Когда мы собираемся втроем, бывает очень даже весело. Я заказываю самую большую комнату в заведении, на верхнем этаже, с видом на узкую улицу. В этой комнате стоит капитальная кровать в два метра шириной, туалетный столик, большое зеркало и несколько деревянных стульев. Мы медленно снимаем друг с друга одежду. Клара никогда не позволяет Диндине раздевать себя, так что приходится мне. Диндина не так привередлива. Наверное, Клара действительно задавака, а может быть, она просто завидует Диндининой полной груди. Меня они разоблачают на пару.
— Ты что-то потолстел, — каждый раз говорит Клара.
Я качаю головой.
Мне нечего стыдиться своего тела. Всю жизнь я по необходимости держал его в хорошей форме. Когда я путешествую, то неизменно выбираю гостиницы с сауной и спортзалом для постояльцев. В Майами я жил в комнате, при которой имелся собственный спортзал. Если ничего такого под рукой нет, я обхожусь бегом. Охота на бабочек в горах — тоже неплохая тренировка.
— Ты ешь слишком много макарон. Тебе нужно жениться, чтобы жена приглядывала, как ты питаешься. Лучше всего… — голос Клары становится задумчивым, — на молодой, чтобы она о тебе заботилась. И еще, похоже, жизнь в Италии тебе не на пользу. Тебе надо переехать туда, где нет макарон, а вино стоит дорого.
Диндина не разговаривает. Она предпочитает сразу перейти к делу. Мы лежим на кровати, окно распахнуто, свет уличного фонаря полосками проникает сквозь закрытые ставни. Клара начинает с разговоров, а Диндина уже перешла к действиям — гладит мой живот, пропускает между пальцами волосы на груди. Целует мне соски, посасывая и покусывая, будто мышка грызет вафлю.
Клара целует меня в губы. Ее поцелуи всегда остаются нежными, даже в исступлении страсти. Она не проталкивает язык мне в рот, как это делает Диндина, а проникает туда тихо и незаметно. Я почти не чувствую его, пока он не соприкасается с моим.
Диндина первой забирается на меня. Она вытягивается во весь рост и, оставив соски, покусывает мочки ушей. Клара кладет руку Диндине на бедра, просовывает пальцы ей между ног и поглаживает сразу и мои ноги, и ее. Мне это всегда кажется странным — Клара не позволяет Диндине себя раздевать, но при этом ласкает ее и позволяет себя ласкать.
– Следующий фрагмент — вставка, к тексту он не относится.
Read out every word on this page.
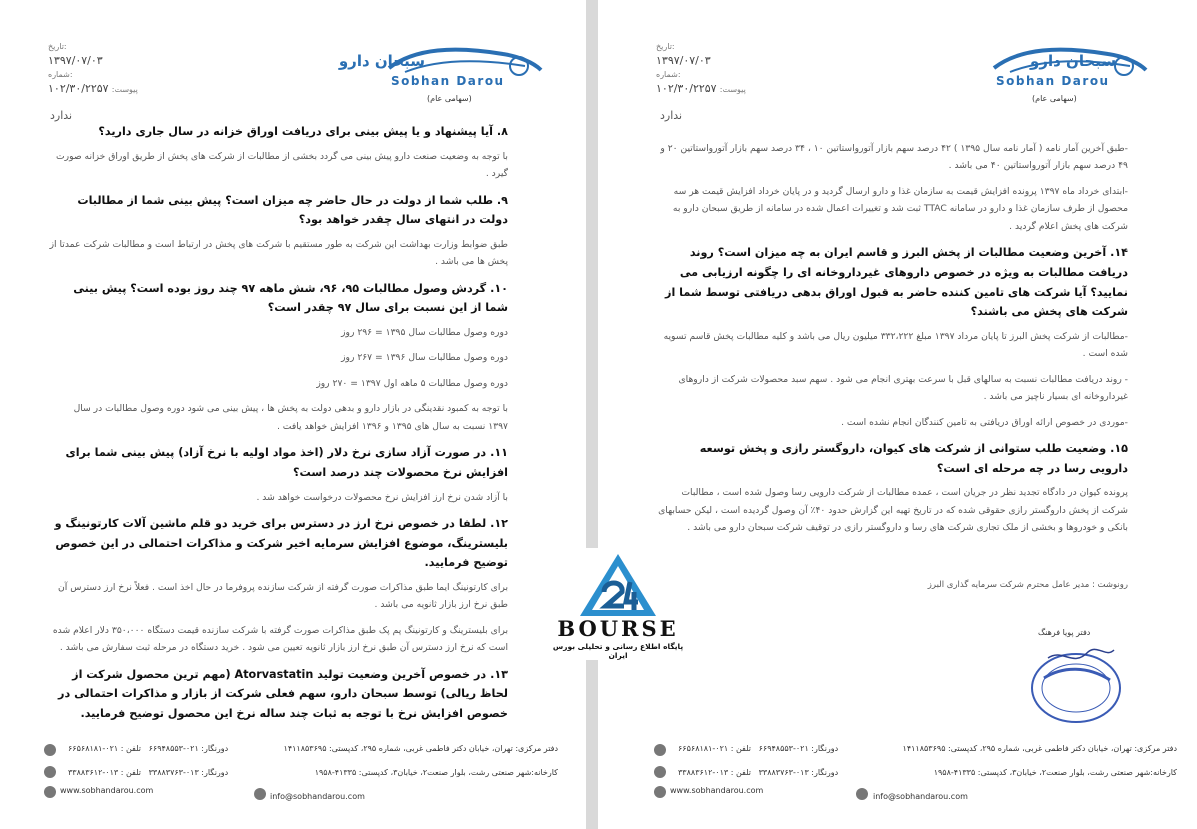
تاریخ:
۱۳۹۷/۰۷/۰۳
شماره:
پیوست: ۱۰۲/۳۰/۲۲۵۷
سبحان دارو
Sobhan Darou
(سهامی عام)
ندارد
۸. آیا پیشنهاد و یا پیش بینی برای دریافت اوراق خزانه در سال جاری دارید؟
با توجه به وضعیت صنعت دارو پیش بینی می گردد بخشی از مطالبات از شرکت های پخش از طریق اوراق خزانه صورت گیرد .
۹. طلب شما از دولت در حال حاضر چه میزان است؟ پیش بینی شما از مطالبات دولت در انتهای سال چقدر خواهد بود؟
طبق ضوابط وزارت بهداشت این شرکت به طور مستقیم با شرکت های پخش در ارتباط است و مطالبات شرکت عمدتا از پخش ها می باشد .
۱۰. گردش وصول مطالبات ۹۵، ۹۶، شش ماهه ۹۷ چند روز بوده است؟ پیش بینی شما از این نسبت برای سال ۹۷ چقدر است؟
دوره وصول مطالبات سال ۱۳۹۵ = ۲۹۶ روز
دوره وصول مطالبات سال ۱۳۹۶ = ۲۶۷ روز
دوره وصول مطالبات ۵ ماهه اول ۱۳۹۷ = ۲۷۰ روز
با توجه به کمبود نقدینگی در بازار دارو و بدهی دولت به پخش ها ، پیش بینی می شود دوره وصول مطالبات در سال ۱۳۹۷ نسبت به سال های ۱۳۹۵ و ۱۳۹۶ افزایش خواهد یافت .
۱۱. در صورت آزاد سازی نرخ دلار (اخذ مواد اولیه با نرخ آزاد) پیش بینی شما برای افزایش نرخ محصولات چند درصد است؟
با آزاد شدن نرخ ارز افزایش نرخ محصولات درخواست خواهد شد .
۱۲. لطفا در خصوص نرخ ارز در دسترس برای خرید دو قلم ماشین آلات کارتونینگ و بلیسترینگ، موضوع افزایش سرمایه اخیر شرکت و مذاکرات احتمالی در این خصوص توضیح فرمایید.
برای کارتونینگ ایما طبق مذاکرات صورت گرفته از شرکت سازنده پروفرما در حال اخذ است . فعلاً نرخ ارز دسترس آن طبق نرخ ارز بازار ثانویه می باشد .
برای بلیسترینگ و کارتونینگ پم پک طبق مذاکرات صورت گرفته با شرکت سازنده قیمت دستگاه ۳۵۰،۰۰۰ دلار اعلام شده است که نرخ ارز دسترس آن طبق نرخ ارز بازار ثانویه تعیین می شود . خرید دستگاه در مرحله ثبت سفارش می باشد .
۱۳. در خصوص آخرین وضعیت تولید Atorvastatin (مهم ترین محصول شرکت از لحاظ ریالی) توسط سبحان دارو، سهم فعلی شرکت از بازار و مذاکرات احتمالی در خصوص افزایش نرخ با توجه به ثبات چند ساله نرخ این محصول توضیح فرمایید.
تاریخ:
۱۳۹۷/۰۷/۰۳
شماره:
پیوست: ۱۰۲/۳۰/۲۲۵۷
سبحان دارو
Sobhan Darou
(سهامی عام)
ندارد
-طبق آخرین آمار نامه ( آمار نامه سال ۱۳۹۵ ) ۴۲ درصد سهم بازار آتورواستاتین ۱۰ ، ۳۴ درصد سهم بازار آتورواستاتین ۲۰ و ۴۹ درصد سهم بازار آتورواستاتین ۴۰ می باشد .
-ابتدای خرداد ماه ۱۳۹۷ پرونده افزایش قیمت به سازمان غذا و دارو ارسال گردید و در پایان خرداد افزایش قیمت هر سه محصول از طرف سازمان غذا و دارو در سامانه TTAC ثبت شد و تغییرات اعمال شده در سامانه از طریق سبحان دارو به شرکت های پخش اعلام گردید .
۱۴. آخرین وضعیت مطالبات از پخش البرز و قاسم ایران به چه میزان است؟ روند دریافت مطالبات به ویژه در خصوص داروهای غیرداروخانه ای را چگونه ارزیابی می نمایید؟ آیا شرکت های تامین کننده حاضر به قبول اوراق بدهی دریافتی توسط شما از شرکت های پخش می باشند؟
-مطالبات از شرکت پخش البرز تا پایان مرداد ۱۳۹۷ مبلغ ۳۳۲،۲۲۲ میلیون ریال می باشد و کلیه مطالبات پخش قاسم تسویه شده است .
- روند دریافت مطالبات نسبت به سالهای قبل با سرعت بهتری انجام می شود . سهم سبد محصولات شرکت از داروهای غیرداروخانه ای بسیار ناچیز می باشد .
-موردی در خصوص ارائه اوراق دریافتی به تامین کنندگان انجام نشده است .
۱۵. وضعیت طلب ستوانی از شرکت های کیوان، داروگستر رازی و پخش توسعه دارویی رسا در چه مرحله ای است؟
پرونده کیوان در دادگاه تجدید نظر در جریان است ، عمده مطالبات از شرکت دارویی رسا وصول شده است ، مطالبات شرکت از پخش داروگستر رازی حقوقی شده که در تاریخ تهیه این گزارش حدود ۴۰٪ آن وصول گردیده است ، لیکن حسابهای بانکی و خودروها و بخشی از ملک تجاری شرکت های رسا و داروگستر رازی در توقیف شرکت سبحان دارو می باشد .
رونوشت : مدیر عامل محترم شرکت سرمایه گذاری البرز
دفتر پویا فرهنگ
دفتر مرکزی: تهران، خیابان دکتر فاطمی غربی، شماره ۲۹۵، کدپستی: ۱۴۱۱۸۵۳۶۹۵
کارخانه:شهر صنعتی رشت، بلوار صنعت۲، خیابان۳، کدپستی: ۴۱۳۳۵-۱۹۵۸
info@sobhandarou.com
دورنگار: ۰۲۱-۶۶۹۴۸۵۵۳   تلفن : ۰۲۱-۶۶۵۶۸۱۸۱
دورنگار: ۰۱۳-۳۳۸۸۳۷۶۳   تلفن : ۰۱۳-۳۳۸۸۳۶۱۲
www.sobhandarou.com
دفتر مرکزی: تهران، خیابان دکتر فاطمی غربی، شماره ۲۹۵، کدپستی: ۱۴۱۱۸۵۳۶۹۵
کارخانه:شهر صنعتی رشت، بلوار صنعت۲، خیابان۳، کدپستی: ۴۱۳۳۵-۱۹۵۸
info@sobhandarou.com
دورنگار: ۰۲۱-۶۶۹۴۸۵۵۳   تلفن : ۰۲۱-۶۶۵۶۸۱۸۱
دورنگار: ۰۱۳-۳۳۸۸۳۷۶۳   تلفن : ۰۱۳-۳۳۸۸۳۶۱۲
www.sobhandarou.com
BOURSE
پایگاه اطلاع رسانی و تحلیلی بورس ایران
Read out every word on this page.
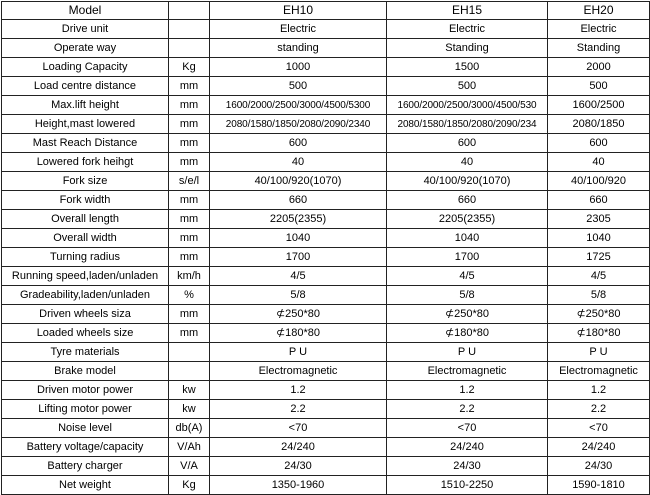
Model		EH10	EH15	EH20
Drive unit		Electric	Electric	Electric
Operate way		standing	Standing	Standing
Loading Capacity	Kg	1000	1500	2000
Load centre distance	mm	500	500	500
Max.lift height	mm	1600/2000/2500/3000/4500/5300	1600/2000/2500/3000/4500/530	1600/2500
Height,mast lowered	mm	2080/1580/1850/2080/2090/2340	2080/1580/1850/2080/2090/234	2080/1850
Mast Reach Distance	mm	600	600	600
Lowered fork heihgt	mm	40	40	40
Fork size	s/e/l	40/100/920(1070)	40/100/920(1070)	40/100/920
Fork width	mm	660	660	660
Overall length	mm	2205(2355)	2205(2355)	2305
Overall width	mm	1040	1040	1040
Turning radius	mm	1700	1700	1725
Running speed,laden/unladen	km/h	4/5	4/5	4/5
Gradeability,laden/unladen	%	5/8	5/8	5/8
Driven wheels siza	mm	⊄250*80	⊄250*80	⊄250*80
Loaded wheels size	mm	⊄180*80	⊄180*80	⊄180*80
Tyre materials		P U	P U	P U
Brake model		Electromagnetic	Electromagnetic	Electromagnetic
Driven motor power	kw	1.2	1.2	1.2
Lifting motor power	kw	2.2	2.2	2.2
Noise level	db(A)	<70	<70	<70
Battery voltage/capacity	V/Ah	24/240	24/240	24/240
Battery charger	V/A	24/30	24/30	24/30
Net weight	Kg	1350-1960	1510-2250	1590-1810
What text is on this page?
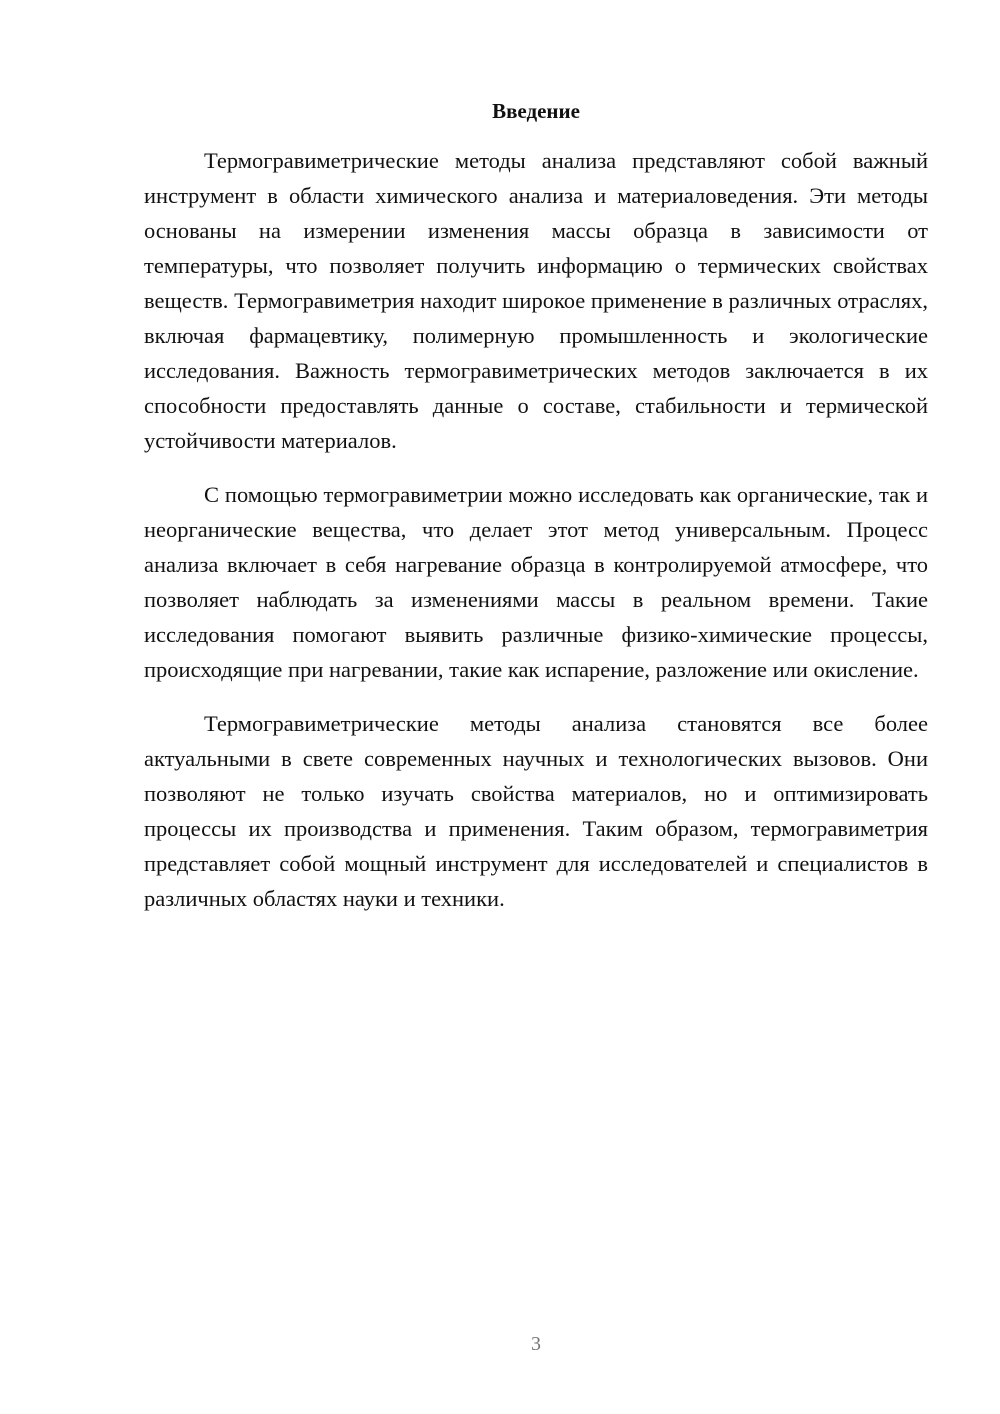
Введение

Термогравиметрические методы анализа представляют собой важный инструмент в области химического анализа и материаловедения. Эти методы основаны на измерении изменения массы образца в зависимости от температуры, что позволяет получить информацию о термических свойствах веществ. Термогравиметрия находит широкое применение в различных отраслях, включая фармацевтику, полимерную промышленность и экологические исследования. Важность термогравиметрических методов заключается в их способности предоставлять данные о составе, стабильности и термической устойчивости материалов.

С помощью термогравиметрии можно исследовать как органические, так и неорганические вещества, что делает этот метод универсальным. Процесс анализа включает в себя нагревание образца в контролируемой атмосфере, что позволяет наблюдать за изменениями массы в реальном времени. Такие исследования помогают выявить различные физико-химические процессы, происходящие при нагревании, такие как испарение, разложение или окисление.

Термогравиметрические методы анализа становятся все более актуальными в свете современных научных и технологических вызовов. Они позволяют не только изучать свойства материалов, но и оптимизировать процессы их производства и применения. Таким образом, термогравиметрия представляет собой мощный инструмент для исследователей и специалистов в различных областях науки и техники.

3
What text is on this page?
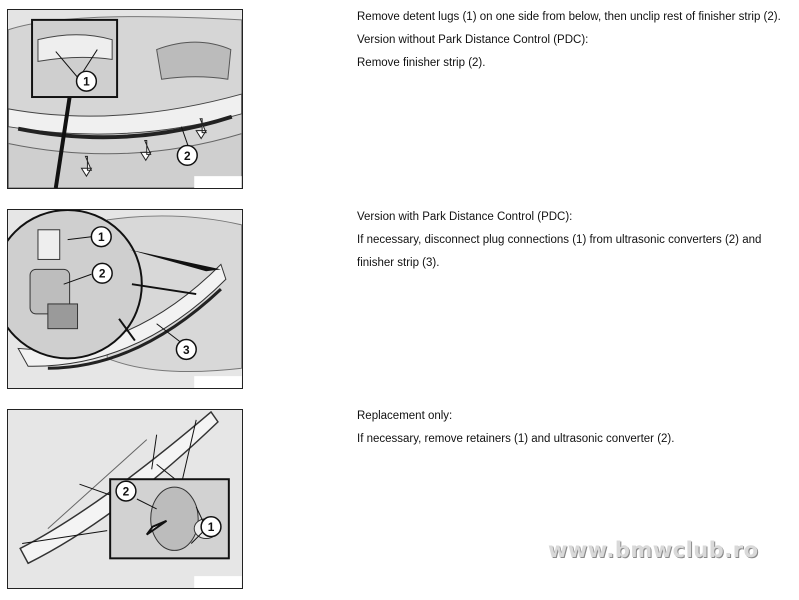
1
2
1
2
3
2
1

Remove detent lugs (1) on one side from below, then unclip rest of finisher strip (2).

Version without Park Distance Control (PDC):

Remove finisher strip (2).

Version with Park Distance Control (PDC):

If necessary, disconnect plug connections (1) from ultrasonic converters (2) and

finisher strip (3).

Replacement only:

If necessary, remove retainers (1) and ultrasonic converter (2).

www.bmwclub.ro
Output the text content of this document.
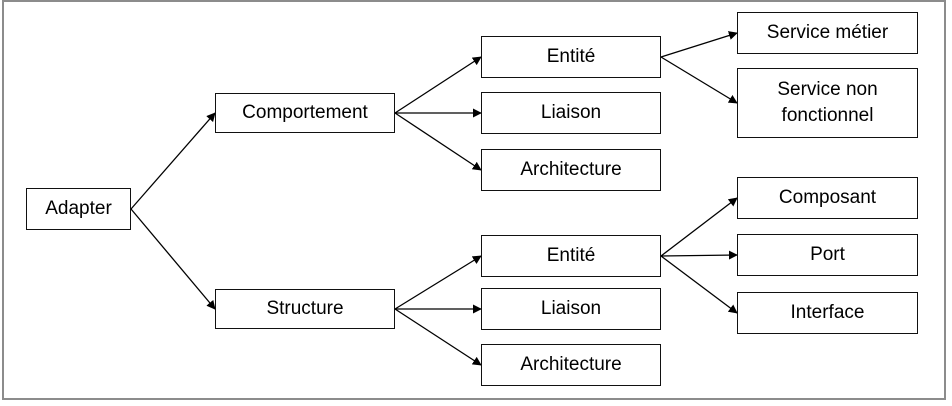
Adapter
Comportement
Structure
Entité
Liaison
Architecture
Entité
Liaison
Architecture
Service métier
Service non
fonctionnel
Composant
Port
Interface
Я не могу позволить себе открытого проявления чувств, не при моем образе жизни. Когда даешь волю чувствам, риск возрастает многократно. Чувства порождают мысли, а мысли ведут к колебаниям, сомнениям и нерешительности. Я провел много часов, обуздывая свои чувства, и теперь пожинаю плоды. Я не позволяю себе кончить с Диндиной. Она это знает и не обижается. Получив свое, она соскальзывает на сторону и уступает место Кларе.